The offical first estimate of January industrial output in Russia indicates a 2.5% YoY drop, which may seem like a huge disappointment relative to the Reuters consensus of -0.1% and our +0.3% YoY forecast. However, we doubt this number is indicative of actual trends in industrial output.

  • Firstly, as we have warned, the January data is heavily affected by an adverse calendar effect of around 1 pps on the one hand, and by moderate positive effect of around 0.5 pps thanks to cold weather (through higher output of electricity and heat).
  • Secondly, the first estimate of industrial output has low reliability, as it does not incorporate data from small & medium enterprises and is subject to material revision afterwards. For example, the December 2020 number of -0.2% YoY was revised to +2.1% YoY (seasonally adjusted MoM growth was increased from 1.5% to 4.0%), creating an even higher base for January.
  • Moreover, the second estimate (out of a total of five) is also far from perfect. Taking the current 2020 estimates at face value, we have to believe that the seasonally adjusted monthly volume of industrial production reached pre-Covid levels by December - this appears to be extremely optimistic given the persistent OPEC+ restrictions and generally sour mood in the heavy industries.

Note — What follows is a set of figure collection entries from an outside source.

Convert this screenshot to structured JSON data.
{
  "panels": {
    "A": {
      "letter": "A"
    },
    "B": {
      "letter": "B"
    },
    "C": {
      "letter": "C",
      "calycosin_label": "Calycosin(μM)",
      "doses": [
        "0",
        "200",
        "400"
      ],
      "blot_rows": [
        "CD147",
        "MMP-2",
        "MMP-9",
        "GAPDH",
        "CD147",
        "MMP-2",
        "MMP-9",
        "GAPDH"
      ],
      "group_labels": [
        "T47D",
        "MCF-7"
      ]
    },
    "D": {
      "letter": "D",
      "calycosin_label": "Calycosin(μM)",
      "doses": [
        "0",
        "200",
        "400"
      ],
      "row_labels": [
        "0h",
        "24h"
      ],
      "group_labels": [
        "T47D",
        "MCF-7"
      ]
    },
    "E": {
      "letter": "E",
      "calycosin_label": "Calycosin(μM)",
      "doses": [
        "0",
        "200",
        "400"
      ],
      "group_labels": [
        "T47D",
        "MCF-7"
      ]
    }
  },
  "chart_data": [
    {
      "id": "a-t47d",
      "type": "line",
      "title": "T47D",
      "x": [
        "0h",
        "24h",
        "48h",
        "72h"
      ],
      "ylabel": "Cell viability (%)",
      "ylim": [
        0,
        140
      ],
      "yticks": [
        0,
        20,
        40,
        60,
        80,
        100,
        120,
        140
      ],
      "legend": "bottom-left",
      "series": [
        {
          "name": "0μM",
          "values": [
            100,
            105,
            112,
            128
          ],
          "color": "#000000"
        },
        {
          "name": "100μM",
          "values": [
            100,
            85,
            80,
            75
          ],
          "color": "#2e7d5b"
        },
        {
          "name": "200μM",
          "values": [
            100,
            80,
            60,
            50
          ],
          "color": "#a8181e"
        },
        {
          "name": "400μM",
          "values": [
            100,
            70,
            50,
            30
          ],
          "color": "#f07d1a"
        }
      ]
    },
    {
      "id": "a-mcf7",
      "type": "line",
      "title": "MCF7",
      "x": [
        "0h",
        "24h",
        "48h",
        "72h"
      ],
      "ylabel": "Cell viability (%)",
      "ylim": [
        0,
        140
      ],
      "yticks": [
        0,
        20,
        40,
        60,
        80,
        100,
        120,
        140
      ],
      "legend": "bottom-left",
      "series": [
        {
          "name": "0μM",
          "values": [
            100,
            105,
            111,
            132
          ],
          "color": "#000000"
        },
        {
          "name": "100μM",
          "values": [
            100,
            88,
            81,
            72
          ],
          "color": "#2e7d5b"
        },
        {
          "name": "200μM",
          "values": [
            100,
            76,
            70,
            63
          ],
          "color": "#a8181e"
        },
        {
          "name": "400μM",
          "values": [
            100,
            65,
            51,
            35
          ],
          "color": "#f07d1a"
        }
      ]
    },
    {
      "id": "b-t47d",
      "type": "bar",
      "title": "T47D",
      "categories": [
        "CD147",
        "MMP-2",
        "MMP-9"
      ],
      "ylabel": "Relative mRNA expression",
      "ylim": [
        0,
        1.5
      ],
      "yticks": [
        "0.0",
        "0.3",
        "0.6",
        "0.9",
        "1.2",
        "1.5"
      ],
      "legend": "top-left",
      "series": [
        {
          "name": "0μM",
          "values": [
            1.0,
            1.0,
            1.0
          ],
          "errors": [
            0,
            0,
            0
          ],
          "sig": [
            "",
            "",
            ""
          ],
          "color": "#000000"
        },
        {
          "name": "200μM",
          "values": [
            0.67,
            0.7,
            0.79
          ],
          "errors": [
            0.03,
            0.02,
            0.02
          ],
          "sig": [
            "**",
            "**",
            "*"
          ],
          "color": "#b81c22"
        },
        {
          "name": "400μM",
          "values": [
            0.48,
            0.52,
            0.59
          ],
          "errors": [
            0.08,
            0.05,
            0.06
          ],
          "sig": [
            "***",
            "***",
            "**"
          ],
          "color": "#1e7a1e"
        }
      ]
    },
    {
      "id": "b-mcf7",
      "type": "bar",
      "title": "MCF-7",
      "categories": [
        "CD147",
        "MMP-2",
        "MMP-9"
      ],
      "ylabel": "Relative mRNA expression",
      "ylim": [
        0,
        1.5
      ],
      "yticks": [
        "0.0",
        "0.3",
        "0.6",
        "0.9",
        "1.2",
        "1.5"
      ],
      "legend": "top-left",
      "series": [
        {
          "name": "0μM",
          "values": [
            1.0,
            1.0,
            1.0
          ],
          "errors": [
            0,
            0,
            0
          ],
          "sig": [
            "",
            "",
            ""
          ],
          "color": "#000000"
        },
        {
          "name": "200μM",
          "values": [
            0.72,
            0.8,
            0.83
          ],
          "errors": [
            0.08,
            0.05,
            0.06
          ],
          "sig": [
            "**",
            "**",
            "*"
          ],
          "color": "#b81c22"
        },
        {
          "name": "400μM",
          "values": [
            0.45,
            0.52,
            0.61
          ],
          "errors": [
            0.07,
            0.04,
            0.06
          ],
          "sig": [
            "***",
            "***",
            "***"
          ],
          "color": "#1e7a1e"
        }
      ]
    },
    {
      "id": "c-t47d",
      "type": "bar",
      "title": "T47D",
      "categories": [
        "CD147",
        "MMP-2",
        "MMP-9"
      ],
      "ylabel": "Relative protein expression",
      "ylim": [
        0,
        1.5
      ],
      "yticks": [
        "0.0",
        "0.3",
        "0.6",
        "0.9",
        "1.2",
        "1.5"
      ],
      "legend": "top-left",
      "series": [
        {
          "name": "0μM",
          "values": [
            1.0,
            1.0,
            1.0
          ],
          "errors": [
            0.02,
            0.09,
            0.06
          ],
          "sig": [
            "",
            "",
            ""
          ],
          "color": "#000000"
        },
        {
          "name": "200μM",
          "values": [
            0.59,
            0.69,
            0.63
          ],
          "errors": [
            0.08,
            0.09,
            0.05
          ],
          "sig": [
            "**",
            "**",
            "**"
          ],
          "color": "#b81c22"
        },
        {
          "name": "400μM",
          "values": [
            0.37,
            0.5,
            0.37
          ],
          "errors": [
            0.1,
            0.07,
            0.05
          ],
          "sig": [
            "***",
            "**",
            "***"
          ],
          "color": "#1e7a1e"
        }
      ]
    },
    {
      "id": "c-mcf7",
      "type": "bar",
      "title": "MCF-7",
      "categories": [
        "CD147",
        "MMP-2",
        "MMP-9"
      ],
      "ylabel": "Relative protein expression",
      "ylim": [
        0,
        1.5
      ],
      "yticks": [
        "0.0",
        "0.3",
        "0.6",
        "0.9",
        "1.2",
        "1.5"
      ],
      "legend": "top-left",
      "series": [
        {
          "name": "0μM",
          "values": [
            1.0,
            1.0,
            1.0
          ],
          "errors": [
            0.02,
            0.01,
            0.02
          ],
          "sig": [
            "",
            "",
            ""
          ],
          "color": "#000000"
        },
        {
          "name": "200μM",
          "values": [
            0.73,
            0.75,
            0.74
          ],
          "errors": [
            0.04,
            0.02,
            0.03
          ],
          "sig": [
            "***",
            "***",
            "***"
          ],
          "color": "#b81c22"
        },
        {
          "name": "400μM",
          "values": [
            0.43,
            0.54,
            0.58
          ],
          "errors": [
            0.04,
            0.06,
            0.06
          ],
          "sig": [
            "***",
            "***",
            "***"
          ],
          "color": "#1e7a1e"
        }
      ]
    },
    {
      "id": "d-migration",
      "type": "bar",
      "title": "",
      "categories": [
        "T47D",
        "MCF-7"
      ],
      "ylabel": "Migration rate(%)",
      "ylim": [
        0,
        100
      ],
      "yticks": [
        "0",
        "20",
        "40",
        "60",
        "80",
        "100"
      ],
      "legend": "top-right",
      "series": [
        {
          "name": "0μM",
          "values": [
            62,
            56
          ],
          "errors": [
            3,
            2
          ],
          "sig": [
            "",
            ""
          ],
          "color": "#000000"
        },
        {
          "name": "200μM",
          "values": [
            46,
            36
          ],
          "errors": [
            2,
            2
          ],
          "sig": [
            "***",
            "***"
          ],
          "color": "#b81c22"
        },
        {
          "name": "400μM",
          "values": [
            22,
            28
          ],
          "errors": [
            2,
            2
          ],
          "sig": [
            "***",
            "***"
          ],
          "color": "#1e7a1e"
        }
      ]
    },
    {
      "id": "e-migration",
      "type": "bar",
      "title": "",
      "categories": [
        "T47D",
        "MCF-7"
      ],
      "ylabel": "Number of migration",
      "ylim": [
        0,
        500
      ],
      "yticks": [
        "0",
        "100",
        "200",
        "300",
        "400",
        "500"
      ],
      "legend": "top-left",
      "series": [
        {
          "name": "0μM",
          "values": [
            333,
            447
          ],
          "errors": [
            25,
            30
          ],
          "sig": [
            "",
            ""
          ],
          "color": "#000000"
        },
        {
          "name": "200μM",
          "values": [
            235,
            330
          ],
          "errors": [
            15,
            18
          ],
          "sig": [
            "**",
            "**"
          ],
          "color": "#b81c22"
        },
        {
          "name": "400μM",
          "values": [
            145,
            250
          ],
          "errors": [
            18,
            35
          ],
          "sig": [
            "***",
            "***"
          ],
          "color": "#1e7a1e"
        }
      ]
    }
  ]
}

As a result of the calendar effect and rolling revisions, data from the manufacturing sector, accounting for 54% of industrial output, has become volatile, with 7.9% YoY growth in December 2020 followed by a 1.0% YoY drop in Janaury 2021. Meanwhile, commodity extraction, accounting for 34% of industrial production and less dependend on the number of working days and activity of SMEs, is showing a more stable trend of -7.5% YoY to -7.1% YoY, respectively.

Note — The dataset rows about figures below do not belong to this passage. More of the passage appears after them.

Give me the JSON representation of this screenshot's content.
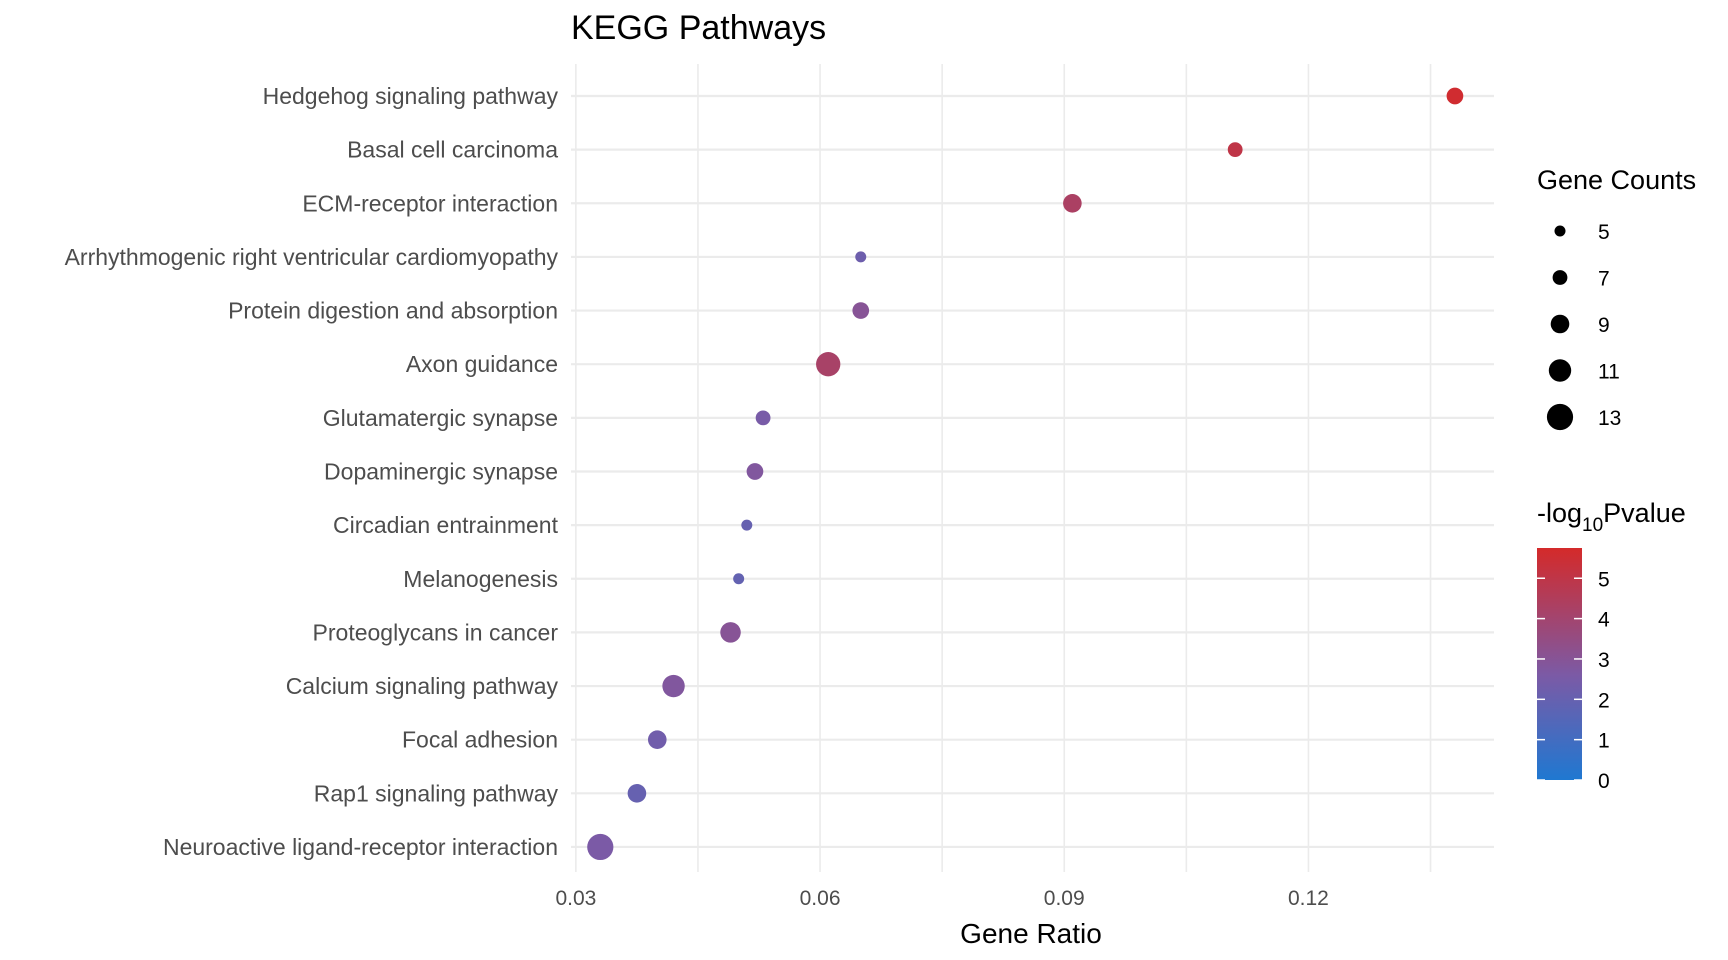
{
  "chart_data": {
    "type": "scatter",
    "title": "KEGG Pathways",
    "xlabel": "Gene Ratio",
    "ylabel": "",
    "xlim": [
      0.0294,
      0.1428
    ],
    "xticks": [
      0.03,
      0.06,
      0.09,
      0.12
    ],
    "xtick_labels": [
      "0.03",
      "0.06",
      "0.09",
      "0.12"
    ],
    "grid": true,
    "points": [
      {
        "pathway": "Hedgehog signaling pathway",
        "gene_ratio": 0.138,
        "count": 8,
        "neg_log10_p": 5.6
      },
      {
        "pathway": "Basal cell carcinoma",
        "gene_ratio": 0.111,
        "count": 7,
        "neg_log10_p": 5.0
      },
      {
        "pathway": "ECM-receptor interaction",
        "gene_ratio": 0.091,
        "count": 9,
        "neg_log10_p": 4.3
      },
      {
        "pathway": "Arrhythmogenic right ventricular cardiomyopathy",
        "gene_ratio": 0.065,
        "count": 5,
        "neg_log10_p": 2.2
      },
      {
        "pathway": "Protein digestion and absorption",
        "gene_ratio": 0.065,
        "count": 8,
        "neg_log10_p": 3.0
      },
      {
        "pathway": "Axon guidance",
        "gene_ratio": 0.061,
        "count": 12,
        "neg_log10_p": 4.2
      },
      {
        "pathway": "Glutamatergic synapse",
        "gene_ratio": 0.053,
        "count": 7,
        "neg_log10_p": 2.5
      },
      {
        "pathway": "Dopaminergic synapse",
        "gene_ratio": 0.052,
        "count": 8,
        "neg_log10_p": 2.8
      },
      {
        "pathway": "Circadian entrainment",
        "gene_ratio": 0.051,
        "count": 5,
        "neg_log10_p": 2.0
      },
      {
        "pathway": "Melanogenesis",
        "gene_ratio": 0.05,
        "count": 5,
        "neg_log10_p": 1.9
      },
      {
        "pathway": "Proteoglycans in cancer",
        "gene_ratio": 0.049,
        "count": 10,
        "neg_log10_p": 3.0
      },
      {
        "pathway": "Calcium signaling pathway",
        "gene_ratio": 0.042,
        "count": 11,
        "neg_log10_p": 2.8
      },
      {
        "pathway": "Focal adhesion",
        "gene_ratio": 0.04,
        "count": 9,
        "neg_log10_p": 2.3
      },
      {
        "pathway": "Rap1 signaling pathway",
        "gene_ratio": 0.0375,
        "count": 9,
        "neg_log10_p": 2.0
      },
      {
        "pathway": "Neuroactive ligand-receptor interaction",
        "gene_ratio": 0.033,
        "count": 13,
        "neg_log10_p": 2.6
      }
    ],
    "size_legend": {
      "title": "Gene Counts",
      "values": [
        5,
        7,
        9,
        11,
        13
      ],
      "labels": [
        "5",
        "7",
        "9",
        "11",
        "13"
      ]
    },
    "color_legend": {
      "title_prefix": "-log",
      "title_subscript": "10",
      "title_suffix": "Pvalue",
      "range": [
        0,
        5.75
      ],
      "ticks": [
        0,
        1,
        2,
        3,
        4,
        5
      ],
      "tick_labels": [
        "0",
        "1",
        "2",
        "3",
        "4",
        "5"
      ],
      "low_color": "#1f78d1",
      "mid_color": "#7b5aa6",
      "high_color": "#d42a2a"
    },
    "grid_color": "#ebebeb",
    "legend_position": "right"
  }
}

Cautiously constructive on industrial production in 2021

Looking through the statistical noise which materially lowers the accuracy of near-term data predictions, we remain cautiously positive on the industrial trend this year, supported by the easing in OPEC+ restrictions and generally positive performance in consumer-focused manufacturing so far. The near-term indicators supporting this outlook include above-50 pps PMI and a slight pick up in corporate lending to 7.0-7.5% YoY (net of FX revaluation effect) by the year-end 2020 from 3-6% YoY seen throughout the year.

Meanwhile, following a shallow 2.6% drop in industrial production in 2020, a recovery in 2021 beyond base effect will be a challenge. The key source of uncertainty is the consumption trend, which has been showing signs of moderation in recovery amid weakness of income in the private sector. Even though the government is showing signs of likely increase in social spending this year, we doubt that the budget policy could be of huge help in 2021. First, it can only directly affect around 35% of the household income through public sector salaries, pensions and other social benefits, while improvement in the private sector requires institutional measures. Second, the overall need to ensure buget consolidation in 2021-23 suggests declining support for industries directly dependent on non-social state spending.

The full set of activity data for January, to be released on 18 February, should shed more light on the intensity of the underlying consumer trend.